Alcuni potenti principi riescono ad ottenere la liberazione pagando risarcimenti anche di un miliardo di dollari. Altri resistono agli arresti. Alla fine in molti vengono scarcerati. Ma è un'operazione che solleva molte perplessità in Occidente.

Il giallo delle dimissioni del premier libanese
Proprio il 4 di luglio avviene sempre a Riad una vicenda misteriosa. Ancora oggi non si sa esattamente cosa sia accaduto. Saad Hairi, il politico sunnita fino a quel punto sostenuto dalla corona saudita per guidare il Libano, annuncia da una località sconosciuta di Riad le sue inattese dimissioni da primo ministro. Hariri viene trattenuto per alcuni giorni dai servizi di sicurezza sauditi. Corre voce, non confermata, che Bin Salman, non abbia gradito la collaborazione tra Hariri e gli Hezbollah (alleati dell'Iran) all'interno del Governo libanese di unità nazionale. E' una mossa che rischia di avere un grave impatto sui già precari equilibri mediorientali. Probabilmente qualche potenza occidentale interviene per mediare la crisi. Hariri torna a Beirut, resta premier. Ma i libanesi non dimenticato. Alle elezioni politiche -le prime in nove anni - avvenute lo scorso maggio è il blocco di Hariri a registrare i risultati peggiori. Molti elettori confessano di non aver apprezzato il caso Hariri, interpretato come un'ingerenza saudita negli affari interni del Libano.

Le riforme sociali del principe moderato

Nonostante i passi falsi sullo scacchiere politico mediorientale il principe Bin Salman si distingue in casa sua per le innovative riforme sociali che, per quanto ancora di impatto non rilevante, nessuno prima di lui aveva osato portare avanti. Mbs desidera che tali riforme sociali accompagnino il piano “Vision 2030 in modo da affrancare il regno saudita dall'immagine di Paese molto conservatore dove i diritti delle donne sono limitati in osservanza di una interpretazione particolarmente rigida dell'Islam, il wahabismo.
Dopo la revoca del divieto di guida per le donne, e dopo il permesso di assistere alle partite di calcio maschili negli stadi, in aprile autorizza la riapertura delle sale cinematografiche per le donne. Un altro passo in avanti sul cammino delle riforme. Ma agli occhi di molte grandi investitori sono ancora passi troppo piccoli e timidi. Le vere sfide sono altre.
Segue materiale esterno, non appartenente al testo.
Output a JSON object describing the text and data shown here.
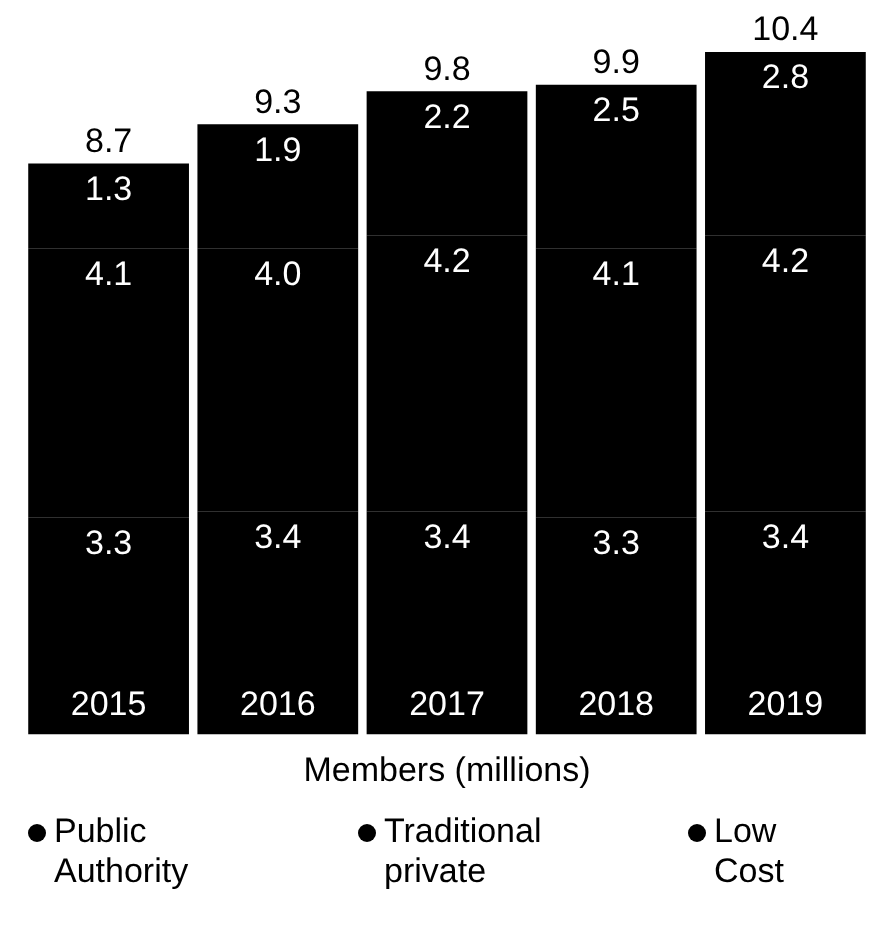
{
  "chart_data": {
    "type": "bar",
    "stacked": true,
    "categories": [
      "2015",
      "2016",
      "2017",
      "2018",
      "2019"
    ],
    "xlabel": "Members (millions)",
    "series": [
      {
        "name": "Public Authority",
        "color": "#000000",
        "values": [
          3.3,
          3.4,
          3.4,
          3.3,
          3.4
        ],
        "value_labels": [
          "3.3",
          "3.4",
          "3.4",
          "3.3",
          "3.4"
        ]
      },
      {
        "name": "Traditional private",
        "color": "#000000",
        "values": [
          4.1,
          4.0,
          4.2,
          4.1,
          4.2
        ],
        "value_labels": [
          "4.1",
          "4.0",
          "4.2",
          "4.1",
          "4.2"
        ]
      },
      {
        "name": "Low Cost",
        "color": "#000000",
        "values": [
          1.3,
          1.9,
          2.2,
          2.5,
          2.8
        ],
        "value_labels": [
          "1.3",
          "1.9",
          "2.2",
          "2.5",
          "2.8"
        ]
      }
    ],
    "totals": [
      "8.7",
      "9.3",
      "9.8",
      "9.9",
      "10.4"
    ],
    "tick_labels": "x",
    "grid": false,
    "legend": "bottom",
    "marker": "circle"
  }
}
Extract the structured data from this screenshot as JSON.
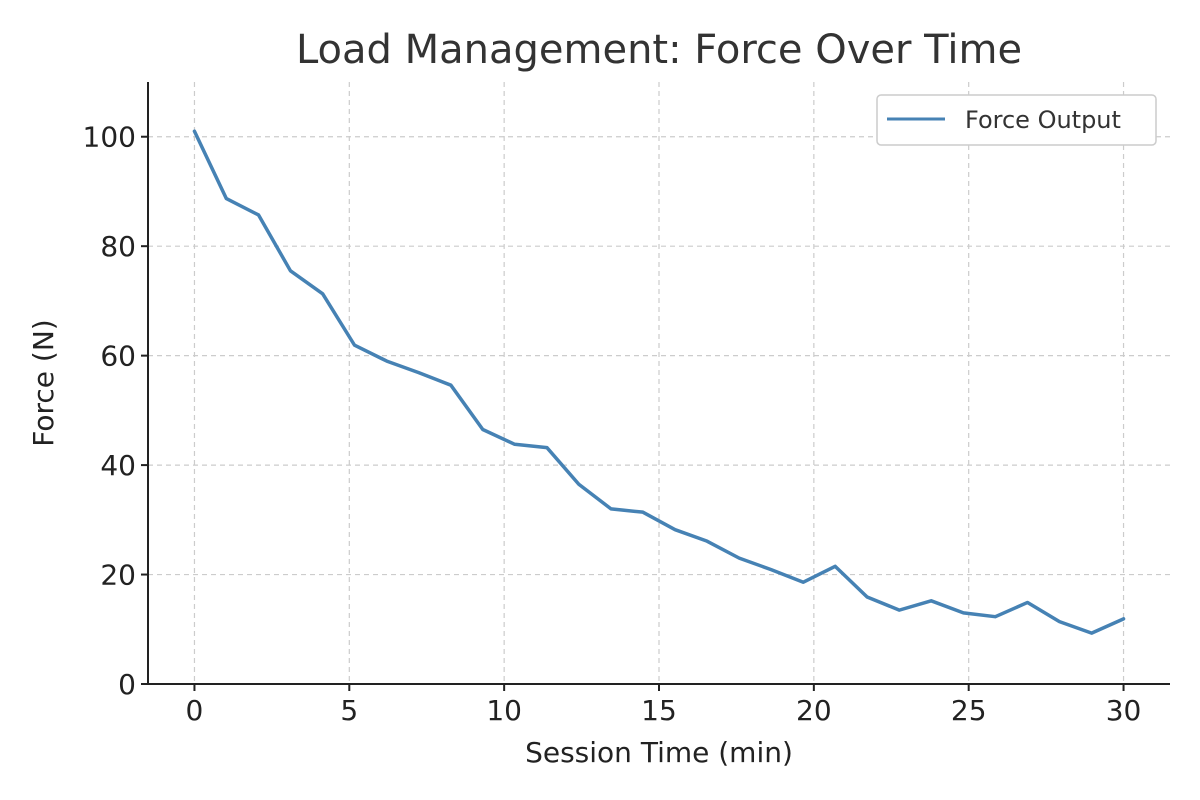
{
  "chart_data": {
    "type": "line",
    "title": "Load Management: Force Over Time",
    "xlabel": "Session Time (min)",
    "ylabel": "Force (N)",
    "xlim": [
      -1.5,
      31.5
    ],
    "ylim": [
      0,
      110
    ],
    "xticks": [
      0,
      5,
      10,
      15,
      20,
      25,
      30
    ],
    "yticks": [
      0,
      20,
      40,
      60,
      80,
      100
    ],
    "grid": true,
    "legend_position": "top-right",
    "series": [
      {
        "name": "Force Output",
        "color": "#4682b4",
        "x": [
          0,
          1.03,
          2.07,
          3.1,
          4.14,
          5.17,
          6.21,
          7.24,
          8.28,
          9.31,
          10.34,
          11.38,
          12.41,
          13.45,
          14.48,
          15.52,
          16.55,
          17.59,
          18.62,
          19.66,
          20.69,
          21.72,
          22.76,
          23.79,
          24.83,
          25.86,
          26.9,
          27.93,
          28.97,
          30
        ],
        "values": [
          101,
          88.7,
          85.7,
          75.5,
          71.3,
          61.9,
          59,
          56.9,
          54.6,
          46.5,
          43.8,
          43.2,
          36.5,
          32,
          31.4,
          28.2,
          26.1,
          23,
          20.9,
          18.6,
          21.5,
          15.9,
          13.5,
          15.2,
          13,
          12.3,
          14.9,
          11.4,
          9.3,
          11.9
        ]
      }
    ]
  }
}
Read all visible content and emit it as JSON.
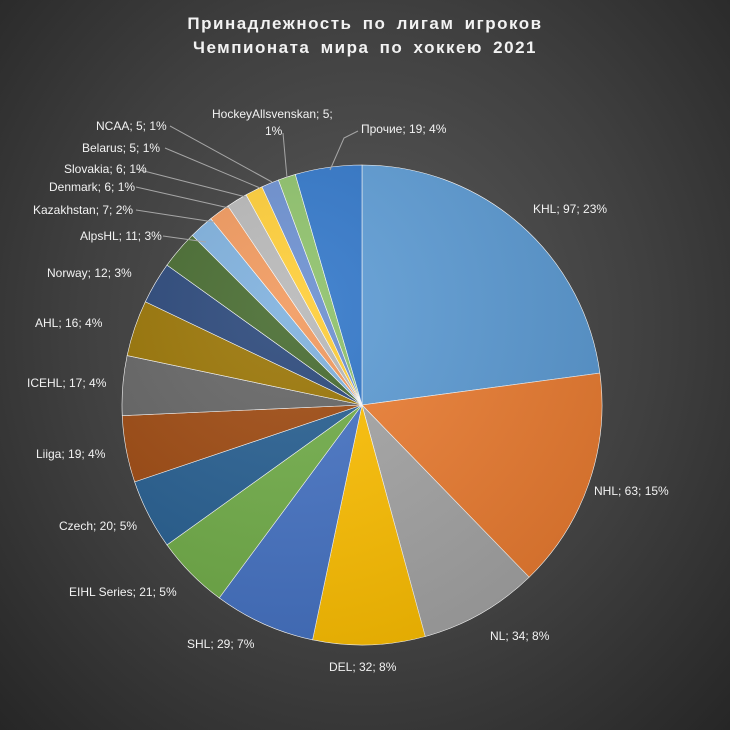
{
  "chart_data": {
    "type": "pie",
    "title_lines": [
      "Принадлежность  по  лигам  игроков",
      "Чемпионата  мира  по  хоккею  2021"
    ],
    "slices": [
      {
        "label": "KHL",
        "value": 97,
        "percent": "23%",
        "color": "#5b9bd5"
      },
      {
        "label": "NHL",
        "value": 63,
        "percent": "15%",
        "color": "#ed7d31"
      },
      {
        "label": "NL",
        "value": 34,
        "percent": "8%",
        "color": "#a5a5a5"
      },
      {
        "label": "DEL",
        "value": 32,
        "percent": "8%",
        "color": "#ffc000"
      },
      {
        "label": "SHL",
        "value": 29,
        "percent": "7%",
        "color": "#4472c4"
      },
      {
        "label": "EIHL Series",
        "value": 21,
        "percent": "5%",
        "color": "#70ad47"
      },
      {
        "label": "Czech",
        "value": 20,
        "percent": "5%",
        "color": "#255e91"
      },
      {
        "label": "Liiga",
        "value": 19,
        "percent": "4%",
        "color": "#9e480e"
      },
      {
        "label": "ICEHL",
        "value": 17,
        "percent": "4%",
        "color": "#636363"
      },
      {
        "label": "AHL",
        "value": 16,
        "percent": "4%",
        "color": "#997300"
      },
      {
        "label": "Norway",
        "value": 12,
        "percent": "3%",
        "color": "#264478"
      },
      {
        "label": "AlpsHL",
        "value": 11,
        "percent": "3%",
        "color": "#43682b"
      },
      {
        "label": "Kazakhstan",
        "value": 7,
        "percent": "2%",
        "color": "#7cafdd"
      },
      {
        "label": "Denmark",
        "value": 6,
        "percent": "1%",
        "color": "#f1975a"
      },
      {
        "label": "Slovakia",
        "value": 6,
        "percent": "1%",
        "color": "#b7b7b7"
      },
      {
        "label": "Belarus",
        "value": 5,
        "percent": "1%",
        "color": "#ffcd33"
      },
      {
        "label": "NCAA",
        "value": 5,
        "percent": "1%",
        "color": "#698ed0"
      },
      {
        "label": "HockeyAllsvenskan",
        "value": 5,
        "percent": "1%",
        "color": "#8cc168"
      },
      {
        "label": "Прочие",
        "value": 19,
        "percent": "4%",
        "color": "#2e75c9"
      }
    ],
    "legend": "none"
  }
}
Che fine ha fatto l'Ipo di Saudi Aramco?
Il progetto più complesso di Mbs è la quotazione del 5% della Saudi Aramco, la compagnia petrolifera saudita. Dall'Ipo più grande della storia Riad si attendeva di raccogliere 100 miliardi di dollari. Una somma ingente, necessaria a coprire in parte le spese del piano Vision 2030. Si può dire che Mbs fosse il padrino di questa Ipo, che nell'arco di pochi mesi aveva provocato delle grandi rivalità tra potenze occidentali, ma anche asiatiche, desiderose di ospitare sulle loro rispettive Borse la collocazione del 5% di Aramco.
Il piano era stato svelato a inizio 2016, e l'entusiasmo fu tanto, in tutto il mondo. Avrebbe dovuto aver luogo nel 2017. Poi il nulla. Ma secondo alcune fonti mediorientali il progetto è rimandato a tempo indeterminato, se non abbandonato.
Anche in questa vicenda c'è qualcosa di poco chiaro. Ma per un Paese che vuole mostrarsi riformatore, e attrarre ingenti investimenti stranieri, la trasparenza è un passaggio obbligato.